このキャリアから、上田氏は会計監査だけでなく、金融全般と株式上場にも精通している。
クライアントの成長段階に応じたサービス提供体制も整備し、クライアントが年商5億円を超えたら、より専門性の高いサン共同会計事務所に引き継いでクライアントの個別事情に対応していき、株式上場や上場企業への売却といった展開にも対応している。
「ベンチャー企業を支援している当社も、設立5年目のベンチャー企業です。試行錯誤しながらサービスを開発してきました。クライアントの成長過程に合わせて、役に立つサービスを提供していきたいと考えています」(上田氏)

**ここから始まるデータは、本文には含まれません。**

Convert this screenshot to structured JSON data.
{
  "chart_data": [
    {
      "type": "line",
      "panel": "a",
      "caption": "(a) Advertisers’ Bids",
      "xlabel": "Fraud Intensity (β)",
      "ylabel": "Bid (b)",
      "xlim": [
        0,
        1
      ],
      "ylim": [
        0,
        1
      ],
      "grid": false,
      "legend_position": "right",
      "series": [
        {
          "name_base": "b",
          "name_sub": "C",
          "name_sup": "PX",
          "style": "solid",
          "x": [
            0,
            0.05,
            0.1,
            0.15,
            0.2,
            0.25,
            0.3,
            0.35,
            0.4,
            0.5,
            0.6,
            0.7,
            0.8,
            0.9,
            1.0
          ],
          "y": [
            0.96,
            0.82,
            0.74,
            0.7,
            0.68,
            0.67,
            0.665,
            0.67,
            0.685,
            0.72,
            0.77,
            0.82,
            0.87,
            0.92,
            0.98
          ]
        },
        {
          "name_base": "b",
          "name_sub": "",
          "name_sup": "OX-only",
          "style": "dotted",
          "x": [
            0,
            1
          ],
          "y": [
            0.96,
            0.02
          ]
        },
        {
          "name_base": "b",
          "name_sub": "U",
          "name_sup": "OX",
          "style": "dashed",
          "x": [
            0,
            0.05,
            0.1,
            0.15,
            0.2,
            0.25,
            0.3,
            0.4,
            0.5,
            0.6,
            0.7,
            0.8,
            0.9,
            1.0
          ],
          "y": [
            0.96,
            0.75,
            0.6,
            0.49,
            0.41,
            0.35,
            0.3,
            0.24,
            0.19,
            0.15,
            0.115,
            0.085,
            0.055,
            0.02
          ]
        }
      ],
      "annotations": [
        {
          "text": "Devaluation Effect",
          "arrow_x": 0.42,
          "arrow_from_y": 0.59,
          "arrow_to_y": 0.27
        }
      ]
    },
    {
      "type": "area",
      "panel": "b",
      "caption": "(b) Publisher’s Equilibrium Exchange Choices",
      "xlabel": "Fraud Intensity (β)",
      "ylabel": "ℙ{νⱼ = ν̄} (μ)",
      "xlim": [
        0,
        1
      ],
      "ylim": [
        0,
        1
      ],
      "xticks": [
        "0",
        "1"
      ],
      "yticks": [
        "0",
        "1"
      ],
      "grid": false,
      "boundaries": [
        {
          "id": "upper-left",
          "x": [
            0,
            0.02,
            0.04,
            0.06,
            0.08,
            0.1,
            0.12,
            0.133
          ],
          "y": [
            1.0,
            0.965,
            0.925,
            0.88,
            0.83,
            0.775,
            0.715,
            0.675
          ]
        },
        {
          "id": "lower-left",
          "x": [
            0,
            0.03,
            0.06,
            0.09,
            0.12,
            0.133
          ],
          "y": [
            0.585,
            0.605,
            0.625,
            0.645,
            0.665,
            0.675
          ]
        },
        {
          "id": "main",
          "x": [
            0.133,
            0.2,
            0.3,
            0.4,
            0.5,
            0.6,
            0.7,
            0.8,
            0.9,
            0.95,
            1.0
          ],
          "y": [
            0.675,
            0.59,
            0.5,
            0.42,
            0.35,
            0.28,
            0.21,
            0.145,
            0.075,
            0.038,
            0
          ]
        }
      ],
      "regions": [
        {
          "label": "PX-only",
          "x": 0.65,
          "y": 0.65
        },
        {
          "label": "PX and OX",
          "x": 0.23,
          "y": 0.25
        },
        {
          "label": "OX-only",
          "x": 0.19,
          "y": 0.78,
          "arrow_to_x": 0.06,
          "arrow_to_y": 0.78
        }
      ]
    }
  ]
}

提供サービスは会計・金融関連業務に絞り込み、HR業務やマーケティングなどにまで手を広げない方針だという。“総合化”による経営資源の拡散を熟知しているのだ。会計監査経験に経営経験を積み重ねた上田氏は、冷徹に社業の推移を見据えている。
その趣旨を上田氏はこう説明する。
「メンバー一同がつねに真にクライアントのためになることだけを考え、アドバイスをし、手を動かす。クラアントにとっては時には耳障りなことを言うかもしれませんが、それがクライアントの発展のために改善が必要なことであれば素直にお伝えする。そんなプロフェッショナル集団でありたいと考えています」
クライアントに対して耳障りな発言をすれば、契約を解除されるかもしれない。そのリスクを懸念して、指摘すべきことを控えてしまう会計事務所も、けっして少なくない。上田氏の本音はどうなのか。

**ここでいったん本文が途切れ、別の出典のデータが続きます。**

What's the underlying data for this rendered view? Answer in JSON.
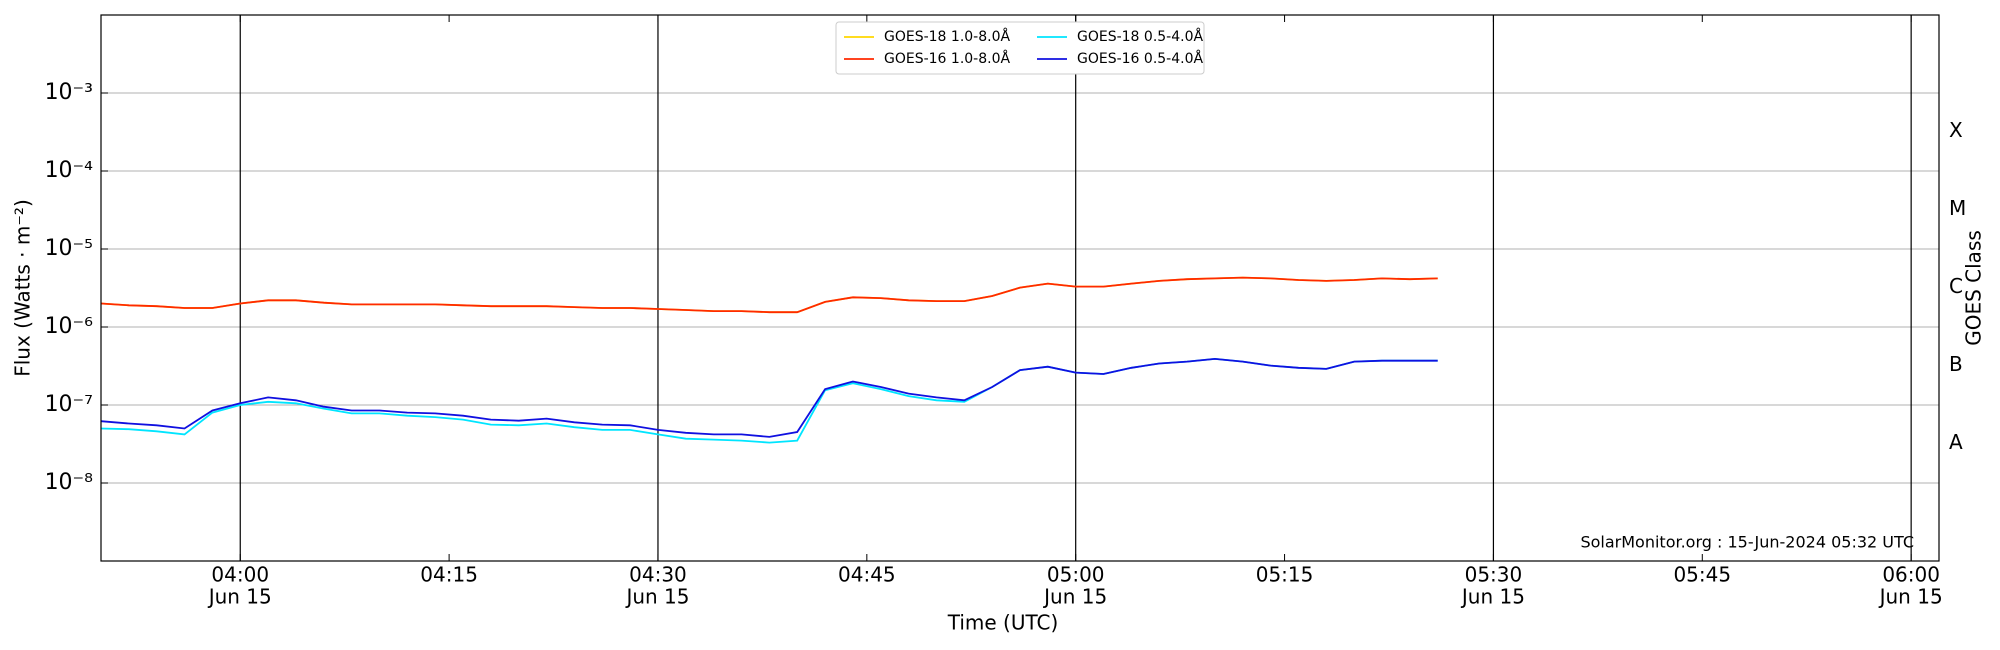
{
  "chart_data": {
    "type": "line",
    "ylabel": "Flux (Watts · m⁻²)",
    "xlabel": "Time (UTC)",
    "y2label": "GOES Class",
    "annotation": "SolarMonitor.org : 15-Jun-2024 05:32 UTC",
    "log_y": true,
    "grid": true,
    "legend": "top",
    "x": [
      "03:50",
      "03:52",
      "03:54",
      "03:56",
      "03:58",
      "04:00",
      "04:02",
      "04:04",
      "04:06",
      "04:08",
      "04:10",
      "04:12",
      "04:14",
      "04:16",
      "04:18",
      "04:20",
      "04:22",
      "04:24",
      "04:26",
      "04:28",
      "04:30",
      "04:32",
      "04:34",
      "04:36",
      "04:38",
      "04:40",
      "04:42",
      "04:44",
      "04:46",
      "04:48",
      "04:50",
      "04:52",
      "04:54",
      "04:56",
      "04:58",
      "05:00",
      "05:02",
      "05:04",
      "05:06",
      "05:08",
      "05:10",
      "05:12",
      "05:14",
      "05:16",
      "05:18",
      "05:20",
      "05:22",
      "05:24",
      "05:26"
    ],
    "series": [
      {
        "name": "GOES-18 1.0-8.0Å",
        "color": "#ffd700",
        "values": [
          2e-06,
          1.9e-06,
          1.85e-06,
          1.75e-06,
          1.75e-06,
          2e-06,
          2.2e-06,
          2.2e-06,
          2.05e-06,
          1.95e-06,
          1.95e-06,
          1.95e-06,
          1.95e-06,
          1.9e-06,
          1.85e-06,
          1.85e-06,
          1.85e-06,
          1.8e-06,
          1.75e-06,
          1.75e-06,
          1.7e-06,
          1.65e-06,
          1.6e-06,
          1.6e-06,
          1.55e-06,
          1.55e-06,
          2.1e-06,
          2.4e-06,
          2.35e-06,
          2.2e-06,
          2.15e-06,
          2.15e-06,
          2.5e-06,
          3.2e-06,
          3.6e-06,
          3.3e-06,
          3.3e-06,
          3.6e-06,
          3.9e-06,
          4.1e-06,
          4.2e-06,
          4.3e-06,
          4.2e-06,
          4e-06,
          3.9e-06,
          4e-06,
          4.2e-06,
          4.1e-06,
          4.2e-06
        ]
      },
      {
        "name": "GOES-16 1.0-8.0Å",
        "color": "#ff2a00",
        "values": [
          2e-06,
          1.9e-06,
          1.85e-06,
          1.75e-06,
          1.75e-06,
          2e-06,
          2.2e-06,
          2.2e-06,
          2.05e-06,
          1.95e-06,
          1.95e-06,
          1.95e-06,
          1.95e-06,
          1.9e-06,
          1.85e-06,
          1.85e-06,
          1.85e-06,
          1.8e-06,
          1.75e-06,
          1.75e-06,
          1.7e-06,
          1.65e-06,
          1.6e-06,
          1.6e-06,
          1.55e-06,
          1.55e-06,
          2.1e-06,
          2.4e-06,
          2.35e-06,
          2.2e-06,
          2.15e-06,
          2.15e-06,
          2.5e-06,
          3.2e-06,
          3.6e-06,
          3.3e-06,
          3.3e-06,
          3.6e-06,
          3.9e-06,
          4.1e-06,
          4.2e-06,
          4.3e-06,
          4.2e-06,
          4e-06,
          3.9e-06,
          4e-06,
          4.2e-06,
          4.1e-06,
          4.2e-06
        ]
      },
      {
        "name": "GOES-18 0.5-4.0Å",
        "color": "#00e5ff",
        "values": [
          5e-08,
          4.9e-08,
          4.6e-08,
          4.2e-08,
          8e-08,
          1e-07,
          1.1e-07,
          1.05e-07,
          9e-08,
          7.8e-08,
          7.8e-08,
          7.3e-08,
          7e-08,
          6.5e-08,
          5.6e-08,
          5.5e-08,
          5.8e-08,
          5.2e-08,
          4.8e-08,
          4.8e-08,
          4.2e-08,
          3.7e-08,
          3.6e-08,
          3.5e-08,
          3.3e-08,
          3.5e-08,
          1.55e-07,
          1.9e-07,
          1.6e-07,
          1.3e-07,
          1.15e-07,
          1.1e-07,
          1.7e-07,
          2.8e-07,
          3.1e-07,
          2.6e-07,
          2.5e-07,
          3e-07,
          3.4e-07,
          3.6e-07,
          3.9e-07,
          3.6e-07,
          3.2e-07,
          3e-07,
          2.9e-07,
          3.6e-07,
          3.7e-07,
          3.7e-07,
          3.7e-07
        ]
      },
      {
        "name": "GOES-16 0.5-4.0Å",
        "color": "#1010e0",
        "values": [
          6.2e-08,
          5.8e-08,
          5.5e-08,
          5e-08,
          8.5e-08,
          1.05e-07,
          1.25e-07,
          1.15e-07,
          9.5e-08,
          8.5e-08,
          8.5e-08,
          8e-08,
          7.8e-08,
          7.3e-08,
          6.5e-08,
          6.3e-08,
          6.7e-08,
          6e-08,
          5.6e-08,
          5.5e-08,
          4.8e-08,
          4.4e-08,
          4.2e-08,
          4.2e-08,
          3.9e-08,
          4.5e-08,
          1.6e-07,
          2e-07,
          1.7e-07,
          1.4e-07,
          1.25e-07,
          1.15e-07,
          1.7e-07,
          2.8e-07,
          3.1e-07,
          2.6e-07,
          2.5e-07,
          3e-07,
          3.4e-07,
          3.6e-07,
          3.9e-07,
          3.6e-07,
          3.2e-07,
          3e-07,
          2.9e-07,
          3.6e-07,
          3.7e-07,
          3.7e-07,
          3.7e-07
        ]
      }
    ],
    "xlim": [
      "03:50",
      "06:02"
    ],
    "xticks": [
      "04:00",
      "04:15",
      "04:30",
      "04:45",
      "05:00",
      "05:15",
      "05:30",
      "05:45",
      "06:00"
    ],
    "xtick_dates": [
      "Jun 15",
      null,
      "Jun 15",
      null,
      "Jun 15",
      null,
      "Jun 15",
      null,
      "Jun 15"
    ],
    "ylim": [
      1e-09,
      0.01
    ],
    "yticks": [
      {
        "value": 1e-08,
        "label": "10⁻⁸"
      },
      {
        "value": 1e-07,
        "label": "10⁻⁷"
      },
      {
        "value": 1e-06,
        "label": "10⁻⁶"
      },
      {
        "value": 1e-05,
        "label": "10⁻⁵"
      },
      {
        "value": 0.0001,
        "label": "10⁻⁴"
      },
      {
        "value": 0.001,
        "label": "10⁻³"
      }
    ],
    "y2ticks": [
      {
        "value": 3.2e-08,
        "label": "A"
      },
      {
        "value": 3.2e-07,
        "label": "B"
      },
      {
        "value": 3.2e-06,
        "label": "C"
      },
      {
        "value": 3.2e-05,
        "label": "M"
      },
      {
        "value": 0.00032,
        "label": "X"
      }
    ]
  }
}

「耳障りな指摘を嫌がって契約を切るところもあるかもしれませんが、それでも構わないとスタッフには話しています。まだまだ力不足の面もありますが、弊社ではこの基本的な理念を忘れず、つねに組織全体で自己研鑽し、つねにより高いレベルのクライアントサービスをめざしつづけています」
シンアカウンティングサービスは是々非々の姿勢でクライアントに向き合う覚悟を固めている。